Ce point change tout. Car le débat ne porte plus vraiment sur la conviction du maire, ni même sur le potentiel du Bitcoin comme “or numérique”. Il porte sur la nature même d’une trésorerie municipale. Une ville n’est pas un fonds spéculatif. Sa mission première reste la préservation du capital public, avec des contraintes de prudence bien plus strictes que celles d’une entreprise privée ou d’un investisseur institutionnel. Decrypt souligne d’ailleurs que, pour les municipalités, le problème n’est pas la demande pour Bitcoin, mais les mandats de conservation du capital, la comptabilité et la garde des actifs.
Autrement dit, Vancouver n’a pas rejeté Bitcoin sur le fond idéologique. La ville a surtout constaté qu’elle n’avait pas la liberté légale de l’ajouter à son bilan. C’est une nuance importante. Elle montre que l’adoption institutionnelle du Bitcoin ne dépend pas seulement de la politique, mais aussi d’une architecture réglementaire capable d’absorber un actif encore jugé trop atypique pour une trésorerie publique.
Le contraste est frappant avec plusieurs États américains
Pendant que Vancouver cale, plusieurs juridictions américaines avancent, chacune à sa manière. Dans le Missouri, la Chambre des représentants référence bien le projet HB 2080, qui vise à créer un “Bitcoin Strategic Reserve Fund”. Cela confirme qu’une partie des élus américains continue de pousser l’idée d’une réserve stratégique en Bitcoin au niveau étatique.
Le Kansas suit une logique un peu différente. Les documents parlementaires autour du SB 352 décrivent un “Bitcoin and Digital Assets Reserve Fund”, alimenté non par des achats directs massifs sur le marché, mais par des actifs numériques abandonnés, ainsi que par les produits liés à leur gestion. En parallèle, un autre texte, le SB 34, porte spécifiquement sur un possible investissement du système de retraite public du Kansas dans des produits ETF Bitcoin.
L’Indiana, de son côté, a aussi avancé sur un cadre plus favorable aux actifs numériques.

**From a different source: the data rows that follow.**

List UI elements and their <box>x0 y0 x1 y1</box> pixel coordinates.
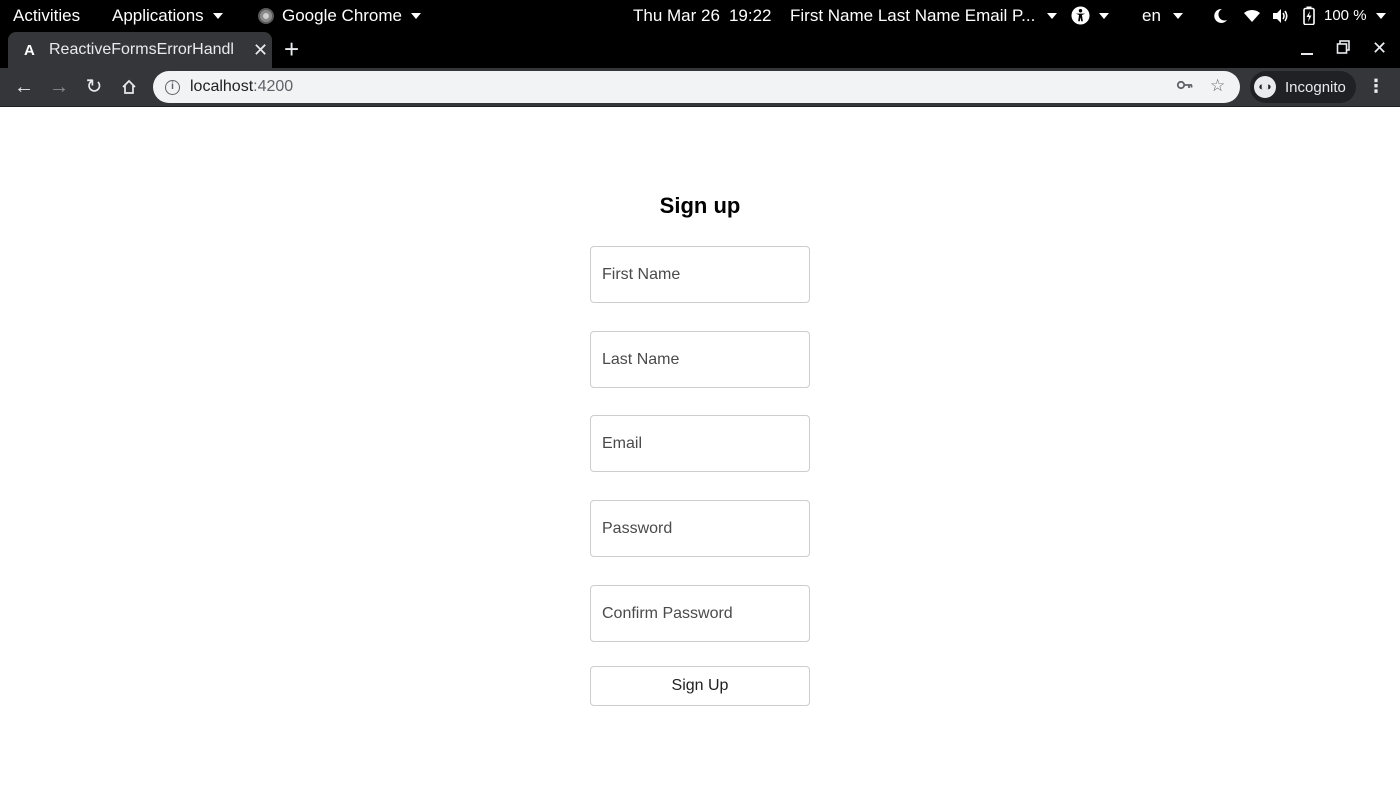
accessibility-menu[interactable] <box>1071 0 1109 31</box>
accessibility-icon <box>1071 6 1090 25</box>
chevron-down-icon <box>1172 12 1183 19</box>
reload-icon[interactable]: ↻ <box>81 74 107 100</box>
battery-indicator[interactable]: 100 % <box>1303 0 1386 31</box>
window-title-label: First Name Last Name Email P... <box>790 5 1036 25</box>
chrome-logo-icon <box>258 7 274 24</box>
key-icon[interactable] <box>1176 76 1194 99</box>
app-menu[interactable]: Google Chrome <box>258 0 422 31</box>
close-window-icon[interactable]: ✕ <box>1372 38 1387 59</box>
moon-icon <box>1214 8 1227 23</box>
incognito-badge[interactable]: ◐◑ Incognito <box>1250 71 1356 103</box>
home-icon[interactable] <box>116 74 142 100</box>
page-title: Sign up <box>659 193 741 218</box>
volume-icon <box>1273 8 1288 23</box>
restore-icon[interactable] <box>1336 38 1352 63</box>
battery-percentage: 100 % <box>1324 7 1367 24</box>
chevron-down-icon <box>1099 12 1109 19</box>
chevron-down-icon <box>411 12 422 19</box>
close-tab-icon[interactable]: ✕ <box>253 40 268 61</box>
url-host: localhost <box>190 78 254 95</box>
tab-strip: A ReactiveFormsErrorHandl ✕ + ✕ <box>0 31 1400 68</box>
applications-menu[interactable]: Applications <box>112 0 223 31</box>
incognito-icon: ◐◑ <box>1254 76 1276 98</box>
url-port: :4200 <box>253 78 294 95</box>
angular-favicon-icon: A <box>24 41 35 59</box>
app-menu-label: Google Chrome <box>282 5 403 25</box>
password-input[interactable] <box>590 500 810 557</box>
minimize-icon[interactable] <box>1300 38 1314 63</box>
window-title-menu[interactable]: First Name Last Name Email P... <box>790 0 1058 31</box>
forward-icon[interactable]: → <box>46 74 72 100</box>
night-light-indicator[interactable] <box>1212 0 1228 31</box>
battery-icon <box>1303 6 1315 25</box>
new-tab-icon[interactable]: + <box>284 36 299 62</box>
chevron-down-icon <box>1375 12 1386 19</box>
first-name-input[interactable] <box>590 246 810 303</box>
address-bar[interactable]: i localhost :4200 ☆ <box>153 71 1240 103</box>
back-icon[interactable]: ← <box>11 74 37 100</box>
tab-title: ReactiveFormsErrorHandl <box>49 41 234 58</box>
volume-indicator[interactable] <box>1272 0 1290 31</box>
confirm-password-input[interactable] <box>590 585 810 642</box>
sign-up-button[interactable]: Sign Up <box>590 666 810 706</box>
last-name-input[interactable] <box>590 331 810 388</box>
applications-label: Applications <box>112 5 204 25</box>
system-top-bar: Activities Applications Google Chrome Th… <box>0 0 1400 31</box>
browser-toolbar: ← → ↻ i localhost :4200 ☆ ◐◑ Incognito ⋮ <box>0 68 1400 107</box>
activities-button[interactable]: Activities <box>13 0 80 31</box>
network-indicator[interactable] <box>1243 0 1261 31</box>
chevron-down-icon <box>1047 12 1058 19</box>
wifi-icon <box>1244 9 1260 22</box>
chevron-down-icon <box>212 12 223 19</box>
language-label: en <box>1142 5 1161 25</box>
star-icon[interactable]: ☆ <box>1210 76 1225 96</box>
site-info-icon[interactable]: i <box>165 79 180 95</box>
language-menu[interactable]: en <box>1142 0 1183 31</box>
more-menu-icon[interactable]: ⋮ <box>1367 76 1385 97</box>
browser-tab[interactable]: A ReactiveFormsErrorHandl ✕ <box>8 32 272 68</box>
clock[interactable]: Thu Mar 26 19:22 <box>633 0 771 31</box>
clock-date: Thu Mar 26 <box>633 5 720 25</box>
clock-time: 19:22 <box>728 5 772 25</box>
email-input[interactable] <box>590 415 810 472</box>
incognito-label: Incognito <box>1285 78 1346 96</box>
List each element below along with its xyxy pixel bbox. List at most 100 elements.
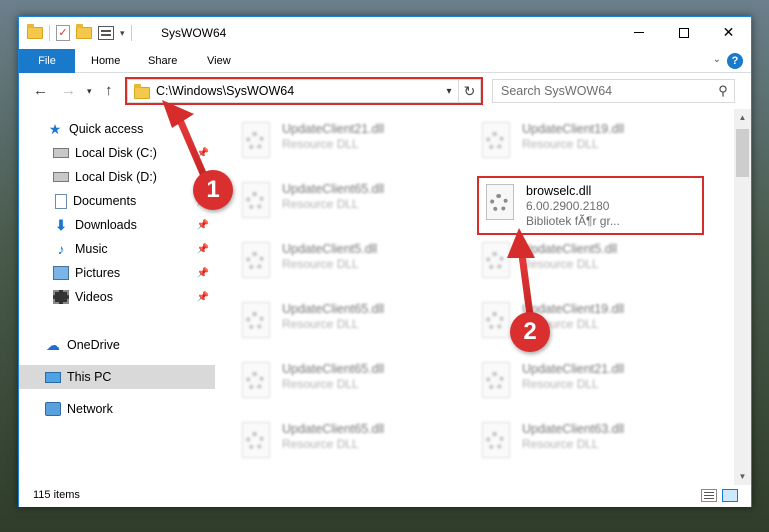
up-arrow-icon[interactable]: ↑ xyxy=(105,82,113,99)
sidebar-item-label: Videos xyxy=(75,290,113,304)
annotation-marker-1: 1 xyxy=(193,170,233,210)
search-box[interactable]: ⚲ xyxy=(492,79,735,103)
address-dropdown-icon[interactable]: ▾ xyxy=(440,86,458,97)
sidebar-item-label: Local Disk (D:) xyxy=(75,170,157,184)
tab-file[interactable]: File xyxy=(19,49,75,73)
star-icon: ★ xyxy=(48,121,62,137)
scrollbar-thumb[interactable] xyxy=(736,129,749,177)
back-arrow-icon[interactable]: ← xyxy=(33,82,48,99)
maximize-button[interactable] xyxy=(661,17,706,48)
properties-check-icon[interactable]: ✓ xyxy=(56,25,70,41)
list-item[interactable]: UpdateClient63.dll Resource DLL xyxy=(478,419,698,469)
cloud-icon: ☁ xyxy=(46,337,60,353)
sidebar-item-videos[interactable]: Videos 📌 xyxy=(19,285,215,309)
sidebar-item-label: Network xyxy=(67,402,113,416)
pictures-icon xyxy=(53,266,69,280)
address-bar[interactable]: C:\Windows\SysWOW64 ▾ ↻ xyxy=(125,77,483,105)
window-title: SysWOW64 xyxy=(161,26,227,40)
sidebar-item-this-pc[interactable]: This PC xyxy=(19,365,215,389)
sidebar-item-pictures[interactable]: Pictures 📌 xyxy=(19,261,215,285)
list-item[interactable]: UpdateClient65.dll Resource DLL xyxy=(238,359,458,409)
address-path[interactable]: C:\Windows\SysWOW64 xyxy=(156,84,440,98)
sidebar-item-music[interactable]: ♪ Music 📌 xyxy=(19,237,215,261)
ribbon-tabs: File Home Share View ⌄ ? xyxy=(19,49,751,73)
file-type: Resource DLL xyxy=(522,377,599,391)
sidebar-item-onedrive[interactable]: ☁ OneDrive xyxy=(19,333,215,357)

Selon Coindesk, l’État a adopté un texte autorisant certains plans de retraite publics à proposer une exposition aux cryptos, dont le Bitcoin et les ETF liés, tout en renforçant par ailleurs certaines protections autour de l’écosystème.
Ce revers à Vancouver ne ferme pas le débat
Le rejet du projet à Vancouver ne veut pas dire que l’idée d’une réserve Bitcoin municipale est morte partout. Il montre surtout que l’adoption ne progresse pas au même rythme selon les niveaux de pouvoir. Les États américains disposent parfois d’une marge de manœuvre politique et législative plus large. Les villes, elles, restent souvent enfermées dans des textes anciens conçus pour des actifs traditionnels.
Il faut aussi noter un autre élément : le rapport municipal ne se contente pas d’évoquer la loi. Il mentionne aussi la nécessité de rediriger le temps et les ressources des équipes. Cela suggère qu’au-delà de la bataille réglementaire, la ville n’a plus envie de consacrer de l’énergie à un chantier dont l’issue semble verrouillée d’avance.